Happy Hour – An Unnecessary Gift
Whenever my visit coincides with a happy hour period, I consider it a lucky bonus. But I don’t time my bar visit based on these promotion periods. Usually when I walk into a hotel bar I’m not even aware of the happy hour program and get introduced to it at the bar. I’m happy for the special price and then unhappy later when it costs more. Or I along with everyone else empties out of the bar at the end of the promotion period – because after all you programmed me into that decision. Successful bars are transitioning to spotlight promotion strategies that put an end to every drink for $6 or bar bites for $6. These are margin destroyer happy hour programs. They position specific high volume, unique food and drink offerings in the venue at super special pricing all the time. It’s about discounting what you want folks to remember you for, come back for and recommend their friends come and try. It’s a $7 prime rib sandwich, a $4 plum tomato bruschetta or the $8 Jalapeno Margarita that is the kind of promotion which gets customers sharing their experience and pulling more non hotel guests into the venue. You give me a living room type bar experience and a spotlight item program and you create the kind of amenity I will want to come back for as a hotel guest and you give yourself a shot at the windfall potential of nonhotel guest business volume.
And Guess What – Non Hotel Guests Want the Same Experience
When you set up a great bar/restaurant situation, the magnetic appeal that venue will have with nonhotel guests will deliver increased customer counts if you have an effective digital marketing program. You are not competing for the party crowd or the destination restaurant crowd. When I am home and not traveling on business, I seek out Living Room bar venues, the same venues I enjoy when traveling. It’s too hard to organize a group dinner – with reservations and pressure to all be on time and ordering and getting the dinner over with in the eyes of the server and hostess. I would much rather meet at the Canary Hotel in Santa Barbara where I know we can find a corner somewhere relax and eat a small bite when hungry and have friends come and go as they need to. Celebrity chef restaurants and party bars can’t deliver that experience, but your living room bar can.

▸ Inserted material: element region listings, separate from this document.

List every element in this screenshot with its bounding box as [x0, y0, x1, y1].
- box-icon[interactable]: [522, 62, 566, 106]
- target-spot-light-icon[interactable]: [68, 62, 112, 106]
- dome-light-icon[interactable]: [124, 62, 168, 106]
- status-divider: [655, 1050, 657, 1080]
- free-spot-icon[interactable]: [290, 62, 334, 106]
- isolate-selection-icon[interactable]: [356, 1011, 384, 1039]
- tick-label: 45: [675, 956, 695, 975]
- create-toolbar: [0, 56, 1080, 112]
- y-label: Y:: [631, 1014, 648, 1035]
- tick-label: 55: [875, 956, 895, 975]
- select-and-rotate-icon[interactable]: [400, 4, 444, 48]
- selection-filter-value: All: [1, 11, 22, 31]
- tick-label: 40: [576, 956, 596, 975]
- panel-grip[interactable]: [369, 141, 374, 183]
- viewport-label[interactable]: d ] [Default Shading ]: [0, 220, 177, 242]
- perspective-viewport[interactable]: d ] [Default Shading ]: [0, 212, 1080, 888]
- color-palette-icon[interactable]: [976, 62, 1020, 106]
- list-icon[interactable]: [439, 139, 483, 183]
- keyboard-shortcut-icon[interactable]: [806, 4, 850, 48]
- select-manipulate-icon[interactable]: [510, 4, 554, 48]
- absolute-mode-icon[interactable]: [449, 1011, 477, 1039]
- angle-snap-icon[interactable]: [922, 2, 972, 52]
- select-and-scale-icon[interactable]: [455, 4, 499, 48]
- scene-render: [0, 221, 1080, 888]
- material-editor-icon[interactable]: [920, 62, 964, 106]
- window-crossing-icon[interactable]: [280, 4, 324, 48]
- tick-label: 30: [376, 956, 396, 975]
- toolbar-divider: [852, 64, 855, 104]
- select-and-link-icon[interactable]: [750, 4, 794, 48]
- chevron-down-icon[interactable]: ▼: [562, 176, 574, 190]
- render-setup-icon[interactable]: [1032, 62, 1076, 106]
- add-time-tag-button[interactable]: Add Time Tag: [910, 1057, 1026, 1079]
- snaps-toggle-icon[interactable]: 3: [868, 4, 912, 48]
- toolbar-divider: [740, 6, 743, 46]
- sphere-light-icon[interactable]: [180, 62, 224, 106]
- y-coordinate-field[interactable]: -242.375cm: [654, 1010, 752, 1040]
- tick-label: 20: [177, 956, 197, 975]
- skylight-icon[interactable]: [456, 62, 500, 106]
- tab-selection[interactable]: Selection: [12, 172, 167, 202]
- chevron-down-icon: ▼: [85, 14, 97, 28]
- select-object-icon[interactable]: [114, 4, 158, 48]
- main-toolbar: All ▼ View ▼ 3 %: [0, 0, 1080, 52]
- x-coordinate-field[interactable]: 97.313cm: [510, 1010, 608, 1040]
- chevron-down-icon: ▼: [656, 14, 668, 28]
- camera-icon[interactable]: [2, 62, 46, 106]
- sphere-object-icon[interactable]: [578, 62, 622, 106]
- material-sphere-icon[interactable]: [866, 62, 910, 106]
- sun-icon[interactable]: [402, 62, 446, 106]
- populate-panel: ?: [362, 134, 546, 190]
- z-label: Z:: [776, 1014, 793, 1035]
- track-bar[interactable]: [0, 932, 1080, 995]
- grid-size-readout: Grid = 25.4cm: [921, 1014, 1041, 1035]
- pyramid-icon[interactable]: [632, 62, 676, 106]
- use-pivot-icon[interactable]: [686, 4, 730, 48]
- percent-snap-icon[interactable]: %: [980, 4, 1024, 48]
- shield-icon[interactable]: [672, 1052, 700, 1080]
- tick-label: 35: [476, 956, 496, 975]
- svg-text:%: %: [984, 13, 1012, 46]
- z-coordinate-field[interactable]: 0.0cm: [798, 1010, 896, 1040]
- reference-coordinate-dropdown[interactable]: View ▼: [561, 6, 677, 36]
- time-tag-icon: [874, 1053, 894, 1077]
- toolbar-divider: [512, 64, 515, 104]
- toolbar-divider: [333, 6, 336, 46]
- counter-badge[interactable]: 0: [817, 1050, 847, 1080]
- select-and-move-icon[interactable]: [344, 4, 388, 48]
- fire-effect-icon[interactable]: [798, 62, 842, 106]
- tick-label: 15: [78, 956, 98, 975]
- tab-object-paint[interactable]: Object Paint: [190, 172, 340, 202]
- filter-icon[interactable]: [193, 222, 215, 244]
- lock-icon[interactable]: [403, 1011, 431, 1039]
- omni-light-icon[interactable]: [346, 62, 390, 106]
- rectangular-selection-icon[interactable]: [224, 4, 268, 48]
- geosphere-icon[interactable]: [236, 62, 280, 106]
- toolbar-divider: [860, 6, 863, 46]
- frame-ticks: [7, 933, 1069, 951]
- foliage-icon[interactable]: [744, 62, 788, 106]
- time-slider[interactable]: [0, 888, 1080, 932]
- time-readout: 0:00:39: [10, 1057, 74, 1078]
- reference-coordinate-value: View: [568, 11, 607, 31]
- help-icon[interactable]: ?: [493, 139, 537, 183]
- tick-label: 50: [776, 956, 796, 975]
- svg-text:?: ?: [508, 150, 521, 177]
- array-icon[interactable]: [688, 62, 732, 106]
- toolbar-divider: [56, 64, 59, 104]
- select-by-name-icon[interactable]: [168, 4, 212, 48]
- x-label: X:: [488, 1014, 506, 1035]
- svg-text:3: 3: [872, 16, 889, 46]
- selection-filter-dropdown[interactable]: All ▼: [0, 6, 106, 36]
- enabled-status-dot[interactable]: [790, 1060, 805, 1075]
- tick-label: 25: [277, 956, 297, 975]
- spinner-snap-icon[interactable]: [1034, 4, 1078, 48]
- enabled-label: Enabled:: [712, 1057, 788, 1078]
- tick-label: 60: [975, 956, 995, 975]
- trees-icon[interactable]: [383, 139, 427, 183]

So there it is – the secret formula. Create a Living Room Bar experience and watch your hotel guest capture rate and revenues grow exponentially. Then deploy a Digital Marketing Strategy and fill your bar with non hotel guests as well. It’s truly amazing what is possible. Successful hotel F&B operations executing Living Room bar concepts and pulling hotel and non hotel guests into it, are hitting $2+M in F&B revenues out of their living room bar/restaurant.